After the shortlist of scenarios is created, each scenario would be assessed to identify pieces of the process that can provide quick wins by using a digital twin. We encourage a focused ideation session with members of operational, business, and technical leadership for expediting the assessment.
Identify the process. The next step would be to identify the pilot digital twin configuration that is both of the highest possible value and has the best chance of being successful. Consider operational, business, and organizational change management factors in identifying which configurations could be best candidates for the pilot. Focus on areas that have potential to scale across equipment, sites, or technologies.
Pilot a program. Consider moving quickly into a pilot program using iterative and agile cycles to accelerate learning, manage risk proactively, and maximize return on initial investments. As you move through the pilot, the implementation team should support adaptability and an open mind-set—at any time of your journey, maintain an open and agnostic ecosystem that would allow adaptability and integration with new data (structured and unstructured) and leverage new technologies or partners.
Industrialize the process. Once success is shown in the field, you can industrialize the digital twin development and deployment process using established tools, techniques, and playbooks. This may include moving from a more siloed implementation to integration into the enterprise, implementation of a data lake, performance and throughput enhancements, improved governance and data standards, and implementation of organizational changes to support the digital twin.
Scale the twin. Once successful, it can be important to identify opportunities to scale the digital twin. Target adjacent processes and processes that have interconnections with the pilot. Use the lessons learned from the pilot and the tools, techniques, and playbooks developed during the pilot to scale expeditiously.
Monitor and measure. Solutions should be monitored to objectively measure the value delivered through the digital twin. Identify whether there were tangible benefits in cycle time, yield throughput, quality, utilization, incidents, and cost per item, among others. Make changes to digital twin processes iteratively, and observe results to identify the best possible configuration.
Most importantly, this is not a project that should typically end once a benefit is identified, implemented, and measured. To continually differentiate in the market place, companies should plan time to move through the cycle again in new areas of the business over time.

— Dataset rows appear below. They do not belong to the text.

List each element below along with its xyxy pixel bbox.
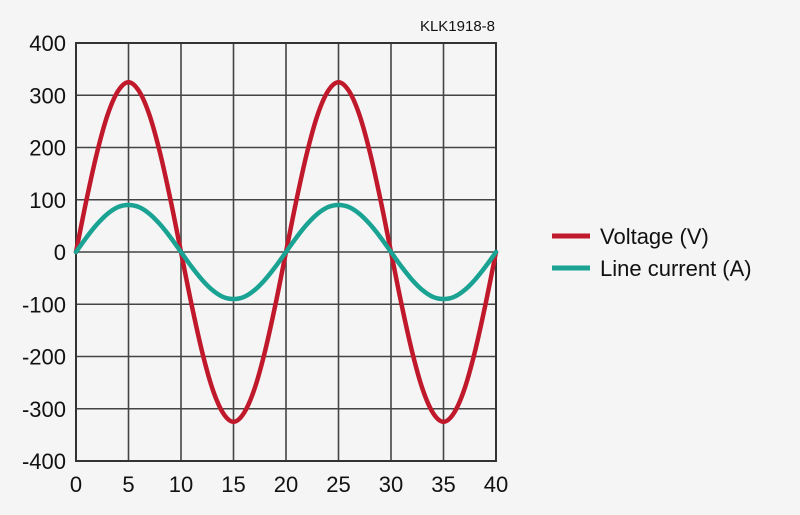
y-tick-label: 100 — [29, 188, 66, 213]
x-tick-label: 10 — [169, 472, 193, 497]
y-tick-label: -100 — [22, 292, 66, 317]
x-tick-label: 35 — [431, 472, 455, 497]
series-layer — [73, 79, 499, 425]
y-tick-label: -300 — [22, 397, 66, 422]
y-tick-label: -200 — [22, 345, 66, 370]
figure-code-annotation: KLK1918-8 — [420, 18, 495, 35]
y-tick-label: 300 — [29, 83, 66, 108]
legend: Voltage (V) Line current (A) — [552, 224, 752, 281]
x-tick-label: 0 — [70, 472, 82, 497]
x-tick-label: 30 — [379, 472, 403, 497]
x-axis-tick-labels: 0 5 10 15 20 25 30 35 40 — [70, 472, 508, 497]
x-tick-label: 5 — [122, 472, 134, 497]
y-tick-label: 400 — [29, 31, 66, 56]
x-tick-label: 40 — [484, 472, 508, 497]
x-tick-label: 25 — [326, 472, 350, 497]
series-line-line-current — [73, 202, 499, 302]
y-tick-label: 0 — [54, 240, 66, 265]
x-tick-label: 20 — [274, 472, 298, 497]
y-tick-label: 200 — [29, 136, 66, 161]
y-tick-label: -400 — [22, 449, 66, 474]
x-tick-label: 15 — [221, 472, 245, 497]
y-axis-tick-labels: 400 300 200 100 0 -100 -200 -300 -400 — [22, 31, 66, 474]
legend-label-line-current: Line current (A) — [600, 256, 752, 281]
legend-label-voltage: Voltage (V) — [600, 224, 709, 249]
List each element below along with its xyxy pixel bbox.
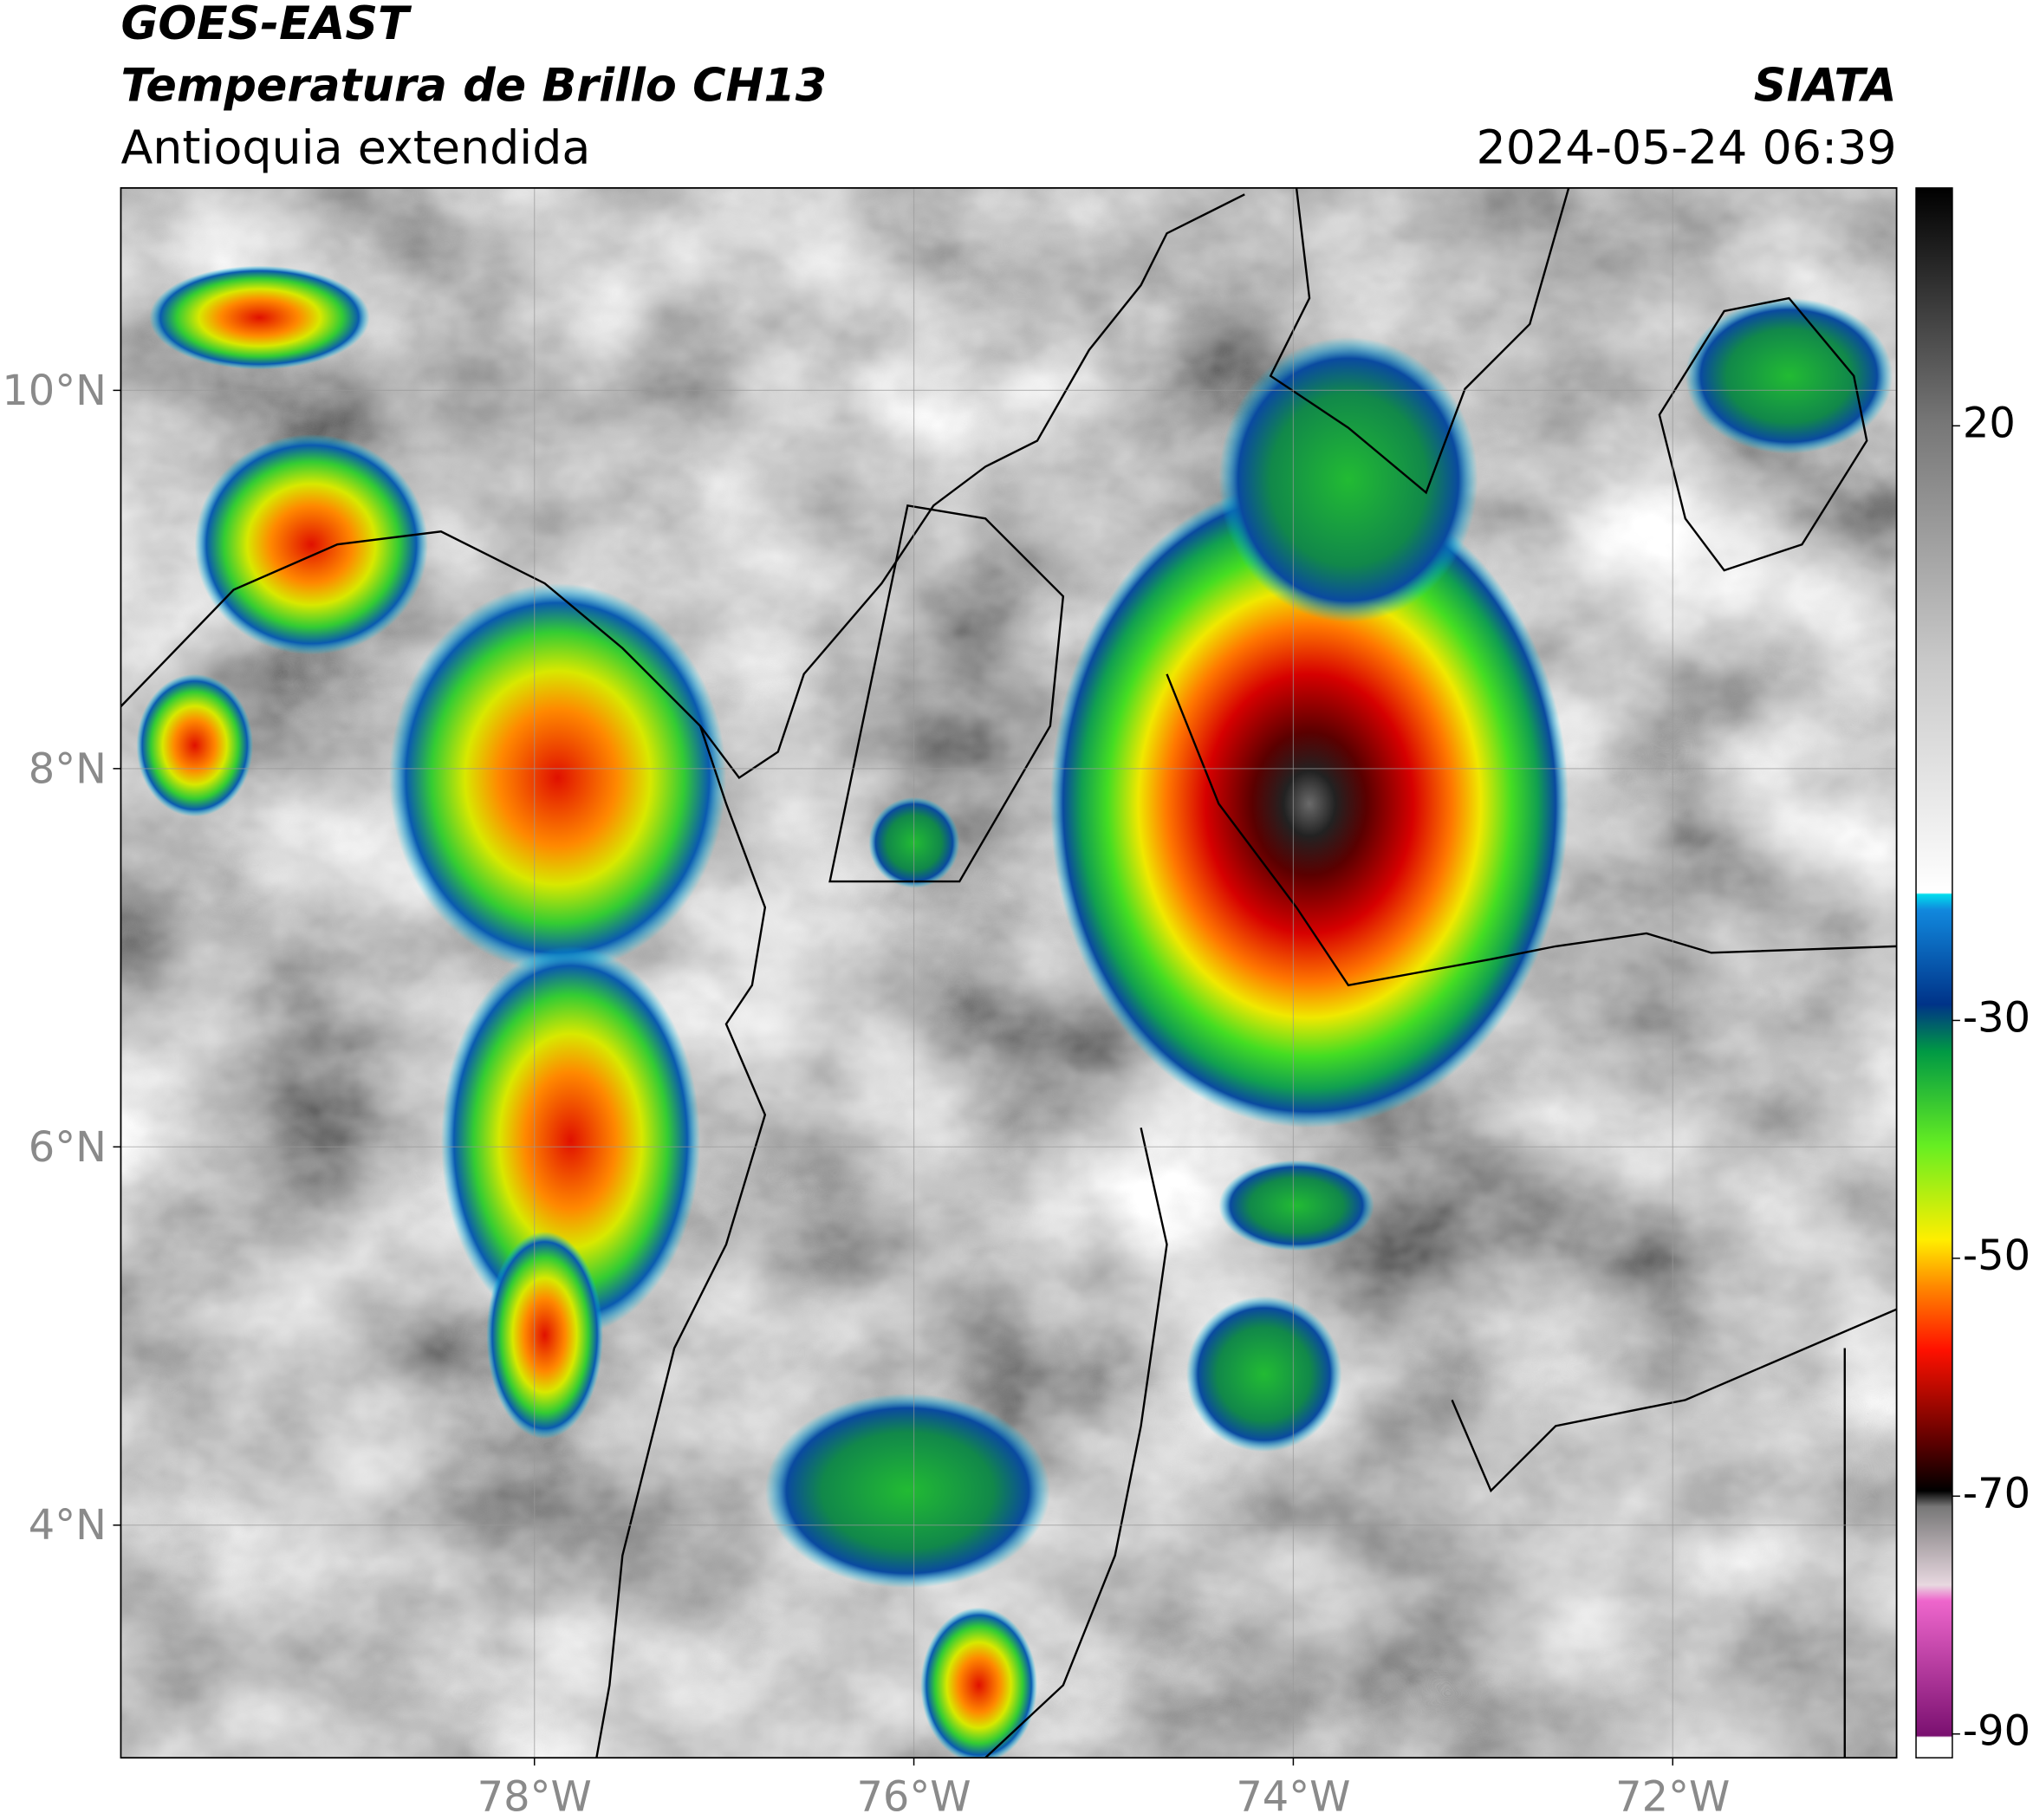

All in all, true success in achieving early milestones on a digital twin journey will likely rely on an ability to grow and sustain the digital twin initiative in a fashion that can demonstrate increasing value for the enterprise over time. To help ensure such an outcome, one may need to integrate digital technologies and the digital twin into the complete organizational structure—from R&D to sales—continuously leveraging digital twin insights to change how the company conducts business, makes decisions, and creates new revenue streams.